Once the electrophoresis is done the next step is blotting transfer. Blotting is carried out by two mechanisms. Electroblotting uses electric energy to pull out the protein molecule from the gel to the blotting membrane. Capillary blotting uses passive transport of protein molecules together with water molecules as water high concentration moves to lower concentration. Capillary blotting takes a lot of time so this technique is rarely used these days. Once blotting is done the next step is blocking. Blocking is the stopping or arresting of nonspecific antibody interaction. When an antibody is used as a probe it can bind with the gel molecules. This is stopped by the dipping the blotting membrane in a dilute solution of protein Many blocking agents are present in the market ex non-fat dry milk, 3-5% bovine serum albumin,etc.,
Incubation is the final step in the western blotting technique. This probing process is carried in two steps. The primary antibody has the binding capacity with the protein of our interest. The primary antibody is probed into the blotting membrane. Next the secondary antibody is attached to the part of the primary antibody. This secondary antibody has identification characteristics. It can have horseradish peroxidase which is used in the colorimetric method or radioactive component attached to it.Detection of the protein of the interest can be done colorimetric, chemiluminescence or radiography methods.
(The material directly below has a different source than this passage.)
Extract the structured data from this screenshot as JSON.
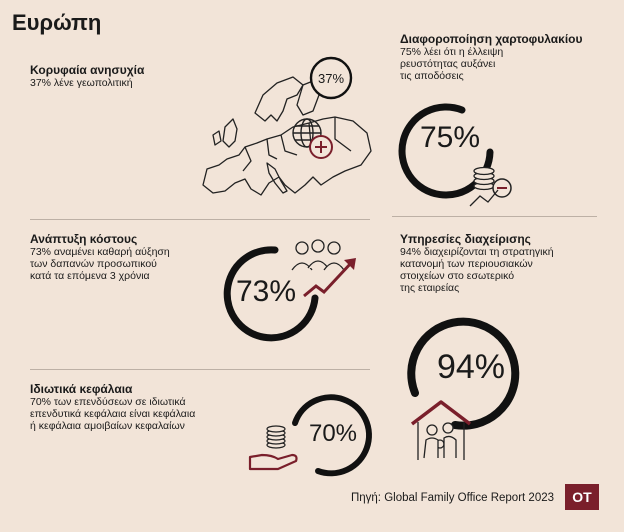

- Add 5 mL of cold Phosphate Buffered Saline (PBS) to the cell culture or sample. Gently disperse the cell solution. Discard PBS.
- Add PBS and centrifuge at 1500 RPM for 5 minutes. This is known as lysed cell solution.
- Pipette out 180 micro L of lysis solution to 20 micro L of protease inhibitor. This prevents the protease enzyme. Incubate for 30 minutes.
- Centrifuge this solution for 30 minutes at 12000 RPM at 40 c and the sample solution is ready.
10% gel stacking solution is used generally. It is cast into the assembly and given 30 minutes to polymerize and form the gel. The gel has two parts stacking gel and separation gel.
Run the gel at 40 volts until the sample reaches the stacking gel and changed into 80 volts from the separation gel. Protein markers are used in one extreme of the gel.
Fixing and blotting
Fixing is done 5% of bovine serum albumin solution. Blotting is carried in two ways, capillary blotting or through electroblotting. Usually, electroblotting is carried out at 40 volts. For capillary blotting, the gel is stacked in the following order: electrophoretic gel followed by blotting membrane followed by wet tissue and lid glass plate.
The primary antibody is introduced and it is incubated for 30 minutes. Then the unbinding ends are again blocked by BSA and washed. The secondary antibody is added to the blotting plate. It is also incubated for thirty minutes followed by fixing by BSA wash.
Detection and identification can be carried out by a number of methods like radiography, chemiluminescence, colorimetric and x ray methods.